Despite the innovation boom in cloud software, a multi-function app was better than connecting multiple applications for running the financial side of a business, said Zach Nelson, NetSuite CEO, at a press lunch in Sydney yesterday.
“The cloud has made it easier to integrate but it’s no easier to sync,” Nelson said. “The underlying problem is that data needs to match in two systems. But the cloud doesn’t solve data synchronisation,” he said.
NetSuite has developed into an enterprise resource planning program spanning general ledger, point of sale, inventory, e-commerce interface, customer relationship management (CRM) and quoting system. It has taken market share from large server-based systems built by SAP and Oracle.
In the small business market, however, a more fragmented approach to software has emerged. Cloud accounting program Xero has grown swiftly to over 200,000 business customers, many of whom buy “add-on” programs for features such as inventory, quoting, invoice and receipt processing and CRM. Xero had over 200 add-on programs listed on its application directory.
Businesses using multiple applications underestimated the cost of managing the “hairball” of programs, Nelson said.
“I’ll give you a simple example. If you’re using Salesforce.com for a CRM with NetSuite. They will have different numbers for a customer. So which one is the customer number?”
Salesforce.com’s platform approach was not successful for building financial apps, Nelson said.
“Salesforce.com have no ERP. Financial Force (built on the Force.com platform) has zero traction. You can’t build complex apps on top of an abstract layer,” Nelson said.
Dedicated e-commerce software such as eBay’s Magento could only provide an attractive display but couldn’t handle the billing behind the scenes, Nelson said.
NetSuite recently released a tool for building web stores for mobile devices and desktops called SuiteCommerce Advanced which competed with Magento. “It’s faster than Magento and a fantastic front-end for NetSuite,” Rob Hooton, an e-commerce specialist with NetSuite.
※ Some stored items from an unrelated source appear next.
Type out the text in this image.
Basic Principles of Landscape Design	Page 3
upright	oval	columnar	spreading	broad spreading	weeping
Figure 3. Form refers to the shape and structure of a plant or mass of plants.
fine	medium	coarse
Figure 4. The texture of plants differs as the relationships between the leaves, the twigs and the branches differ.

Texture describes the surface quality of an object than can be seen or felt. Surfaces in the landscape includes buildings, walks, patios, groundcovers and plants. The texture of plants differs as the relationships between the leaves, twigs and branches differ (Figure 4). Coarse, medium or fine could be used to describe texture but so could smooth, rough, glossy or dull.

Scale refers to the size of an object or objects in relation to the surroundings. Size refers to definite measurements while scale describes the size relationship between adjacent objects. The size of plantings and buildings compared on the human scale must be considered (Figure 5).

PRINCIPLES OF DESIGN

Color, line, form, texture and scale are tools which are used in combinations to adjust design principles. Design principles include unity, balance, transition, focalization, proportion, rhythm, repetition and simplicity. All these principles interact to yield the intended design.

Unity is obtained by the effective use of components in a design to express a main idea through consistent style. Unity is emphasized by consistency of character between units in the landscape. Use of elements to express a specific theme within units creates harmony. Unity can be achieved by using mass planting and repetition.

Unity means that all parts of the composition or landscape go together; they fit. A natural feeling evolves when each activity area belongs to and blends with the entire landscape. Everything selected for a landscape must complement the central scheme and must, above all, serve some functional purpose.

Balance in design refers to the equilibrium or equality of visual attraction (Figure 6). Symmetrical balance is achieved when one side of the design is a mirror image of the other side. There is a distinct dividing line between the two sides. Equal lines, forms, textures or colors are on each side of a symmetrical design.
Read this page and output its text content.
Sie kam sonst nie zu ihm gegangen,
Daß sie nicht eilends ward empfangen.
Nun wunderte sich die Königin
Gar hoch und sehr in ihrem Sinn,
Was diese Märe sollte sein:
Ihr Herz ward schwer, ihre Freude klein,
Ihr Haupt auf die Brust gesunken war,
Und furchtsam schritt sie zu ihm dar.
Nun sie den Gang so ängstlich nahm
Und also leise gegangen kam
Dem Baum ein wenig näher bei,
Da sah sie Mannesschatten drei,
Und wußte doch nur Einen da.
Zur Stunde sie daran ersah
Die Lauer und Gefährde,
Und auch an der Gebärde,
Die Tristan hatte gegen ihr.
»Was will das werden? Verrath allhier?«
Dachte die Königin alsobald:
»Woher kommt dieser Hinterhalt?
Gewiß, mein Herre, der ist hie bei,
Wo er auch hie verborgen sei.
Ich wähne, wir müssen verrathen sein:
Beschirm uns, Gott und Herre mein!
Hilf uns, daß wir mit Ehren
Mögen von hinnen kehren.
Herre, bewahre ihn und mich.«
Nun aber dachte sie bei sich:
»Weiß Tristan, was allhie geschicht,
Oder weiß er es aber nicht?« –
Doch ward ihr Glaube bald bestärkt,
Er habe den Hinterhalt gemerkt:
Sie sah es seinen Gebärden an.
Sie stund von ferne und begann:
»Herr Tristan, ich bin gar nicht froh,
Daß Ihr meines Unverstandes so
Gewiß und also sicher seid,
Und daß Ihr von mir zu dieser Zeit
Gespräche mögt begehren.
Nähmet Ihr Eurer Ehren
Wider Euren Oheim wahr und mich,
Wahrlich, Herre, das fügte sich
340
NetSuite also defended its pricing for small businesses. “I think we have pretty decent pricing for the lower end of the market,” Nelson said. “If you talk to customers (who complain about pricing) they would understand that if they left they would pay much more integrating all the other apps,” he added.
“I think it’s a well priced product for what you’re getting,” said Shaun Bajada, director of internal operations at the Australian Retailers Association, who also attended the lunch. “As a retailer in Australia you have to have that seamless experience online and in the store,” Bajada said.